孙贵范讲起论文的意义,激动地连着说了两个“太重要”。他认为这幅风险地图关键在于新发现了一些高危区域。有媒体评价称,这是年来地下水砷污染高危区域名单首次被大规模刷新。
事实上,论文第三作者、来自瑞士联邦水科学与技术研究所的迈克尔·伯格早在5年前,就绘制了一份东南亚和孟加拉国的“砷污染风险地图”——这是第一份地下水砷污染的风险地图——发表在《自然·地球科学》上。
“中国是除了孟加拉国以外,砷中毒最严重的地方之一。”孙贵范说。来自著名医学杂志《柳叶刀》引用的数据,孟加拉国每5名死亡者中就有1名是因为砷中毒及其所引发的相关疾病所致。
据相关报道,我国于1980年在新疆发现了首个饮水砷中毒的病人,之后在内蒙古和山西等省区陆续发现。上世纪90年代初,卫生部门把地砷病列为我国的五大地方病之一。
砷中毒是一种慢性病,有的潜伏期要几十年。1987年,吴智强第一次发现自己的皮肤异样时,被当地大夫诊断为鸡眼等普通的皮肤病。在漫漫求医途中,他有时告诉医生自己是砷中毒,却遭到反问:“什么是砷?”
“砷在体内积累了十几二十年后,各地病例终于在80年代陆续出现。
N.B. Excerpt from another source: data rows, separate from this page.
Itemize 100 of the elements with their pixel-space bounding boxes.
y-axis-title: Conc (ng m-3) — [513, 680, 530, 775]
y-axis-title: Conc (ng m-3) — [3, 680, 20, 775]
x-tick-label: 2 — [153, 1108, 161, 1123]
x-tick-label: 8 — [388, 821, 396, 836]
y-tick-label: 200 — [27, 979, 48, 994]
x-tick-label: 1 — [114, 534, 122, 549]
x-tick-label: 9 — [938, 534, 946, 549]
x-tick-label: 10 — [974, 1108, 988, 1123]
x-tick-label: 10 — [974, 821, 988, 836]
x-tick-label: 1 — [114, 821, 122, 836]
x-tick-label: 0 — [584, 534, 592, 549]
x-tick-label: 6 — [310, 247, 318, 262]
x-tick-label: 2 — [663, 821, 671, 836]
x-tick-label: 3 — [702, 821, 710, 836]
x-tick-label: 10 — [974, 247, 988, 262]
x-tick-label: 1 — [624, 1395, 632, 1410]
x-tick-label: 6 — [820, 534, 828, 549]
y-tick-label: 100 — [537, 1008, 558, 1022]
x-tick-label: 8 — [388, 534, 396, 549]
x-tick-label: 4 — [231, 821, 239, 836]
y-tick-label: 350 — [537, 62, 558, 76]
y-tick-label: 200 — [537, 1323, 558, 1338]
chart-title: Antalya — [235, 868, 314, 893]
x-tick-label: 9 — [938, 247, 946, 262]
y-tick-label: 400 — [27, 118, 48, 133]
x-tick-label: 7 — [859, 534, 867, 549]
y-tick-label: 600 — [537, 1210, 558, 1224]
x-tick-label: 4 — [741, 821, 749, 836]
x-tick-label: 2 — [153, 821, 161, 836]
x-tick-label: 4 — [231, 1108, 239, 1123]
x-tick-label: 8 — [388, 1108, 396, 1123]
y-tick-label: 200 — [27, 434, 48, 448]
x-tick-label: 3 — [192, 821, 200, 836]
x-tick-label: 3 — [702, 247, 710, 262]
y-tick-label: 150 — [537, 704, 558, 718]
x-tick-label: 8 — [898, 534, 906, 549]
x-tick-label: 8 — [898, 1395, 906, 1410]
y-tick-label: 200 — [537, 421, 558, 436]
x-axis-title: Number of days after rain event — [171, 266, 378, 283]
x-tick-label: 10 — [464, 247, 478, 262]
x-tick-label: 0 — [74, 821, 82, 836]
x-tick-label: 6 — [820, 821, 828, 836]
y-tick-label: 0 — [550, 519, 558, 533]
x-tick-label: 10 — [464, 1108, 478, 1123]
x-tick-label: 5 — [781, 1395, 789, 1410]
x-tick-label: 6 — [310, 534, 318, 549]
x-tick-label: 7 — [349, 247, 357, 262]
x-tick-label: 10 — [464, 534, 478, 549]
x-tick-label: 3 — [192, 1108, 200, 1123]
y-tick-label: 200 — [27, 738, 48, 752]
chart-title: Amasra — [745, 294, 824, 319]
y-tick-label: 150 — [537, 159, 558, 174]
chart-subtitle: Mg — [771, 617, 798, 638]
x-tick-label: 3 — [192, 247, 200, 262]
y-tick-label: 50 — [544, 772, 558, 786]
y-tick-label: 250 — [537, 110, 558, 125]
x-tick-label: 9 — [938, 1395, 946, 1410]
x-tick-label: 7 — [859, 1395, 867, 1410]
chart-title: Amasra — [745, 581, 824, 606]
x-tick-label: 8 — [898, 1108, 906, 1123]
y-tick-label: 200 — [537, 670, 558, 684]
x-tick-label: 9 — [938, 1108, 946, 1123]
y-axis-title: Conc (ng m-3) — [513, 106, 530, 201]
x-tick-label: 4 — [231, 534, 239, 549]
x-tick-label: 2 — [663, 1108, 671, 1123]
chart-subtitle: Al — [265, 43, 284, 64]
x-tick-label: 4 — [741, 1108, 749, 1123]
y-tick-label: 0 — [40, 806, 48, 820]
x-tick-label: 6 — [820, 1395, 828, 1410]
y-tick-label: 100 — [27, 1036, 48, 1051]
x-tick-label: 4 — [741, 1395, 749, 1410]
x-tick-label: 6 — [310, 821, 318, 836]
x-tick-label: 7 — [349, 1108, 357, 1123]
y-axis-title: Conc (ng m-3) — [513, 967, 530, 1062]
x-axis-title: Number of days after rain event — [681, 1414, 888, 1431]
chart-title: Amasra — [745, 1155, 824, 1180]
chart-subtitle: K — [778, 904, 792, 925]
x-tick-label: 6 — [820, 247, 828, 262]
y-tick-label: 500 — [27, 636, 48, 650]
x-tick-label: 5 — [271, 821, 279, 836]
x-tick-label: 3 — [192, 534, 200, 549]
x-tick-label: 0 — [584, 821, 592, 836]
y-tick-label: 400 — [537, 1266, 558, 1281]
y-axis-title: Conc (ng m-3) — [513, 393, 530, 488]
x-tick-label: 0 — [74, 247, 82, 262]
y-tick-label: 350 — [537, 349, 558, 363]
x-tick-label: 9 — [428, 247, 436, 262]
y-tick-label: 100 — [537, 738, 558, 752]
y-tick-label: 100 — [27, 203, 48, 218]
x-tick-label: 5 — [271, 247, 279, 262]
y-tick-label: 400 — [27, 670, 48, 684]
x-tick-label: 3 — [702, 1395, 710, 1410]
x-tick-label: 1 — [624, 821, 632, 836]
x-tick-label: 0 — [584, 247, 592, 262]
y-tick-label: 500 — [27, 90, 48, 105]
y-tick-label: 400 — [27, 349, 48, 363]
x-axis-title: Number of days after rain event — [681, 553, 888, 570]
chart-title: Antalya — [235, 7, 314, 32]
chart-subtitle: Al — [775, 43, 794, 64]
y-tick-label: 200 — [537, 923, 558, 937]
”1993年,孙贵范从日本访学回国,那时卫生部门刚刚将砷中毒定为一种地方病。“当时老百姓都很震惊,都反映到国务院去了。”孙贵范回忆道,“那时候就觉得意义重大,得赶紧下工夫研究这个病。”
和吴智强一样,孙贵范早期接触的病人并不知道自己得了什么病,有的觉得头晕头痛,以为是干活儿累的,有的出现皮肤角化就去皮肤科找大夫看。“一开始,老百姓谁会想到自己天天在喝砒霜?”
谈起地砷病的防治,孙贵范的回答很简单:“没有别的,就是改水。”
据介绍,“十一五”期间,国家投入了数十亿元来改水。在过去20多年里,仅仅孙贵范带领的团队就不断发现地下水砷超标的村子,然后由卫生部门进行检测,再报到水利部,进行改水。
“这些之前比较明显的病区和污染区都改完了。”孙贵范告诉记者,“改水没有什么太大的技术难题,引用水库、湖泊的蓄水、打深井、或者对抽出来的有污染的水处理进行改水。”如今孟克哈日根嘎查全部用上了干净的山泉水,才将村里的病情控制住。
但是,这些仅仅是针对地下水砷超标问题。陈同斌指出,砷污染还存在于土壤中,“对土壤中的砷污染进行修复要困难得多”。他的办公室里,就摆放着几盆用来吸附土壤中砷的蜈蚣草。“这是目前去除土壤中的砷最有效的方法。”他指着一盆蜈蚣草说。
但对于吴智强来说,砷已经摧毁了他的人生。如今,吴智强已经离婚,和母亲还有儿子住在一间20平方米的租屋里,靠低保生活。今年7月,他又去医院做检查,医生割下一块“肉钉”进行检测,告诉他病情并没有恶化,随后又加了一句:“10年不喝这种水也不一定能好。”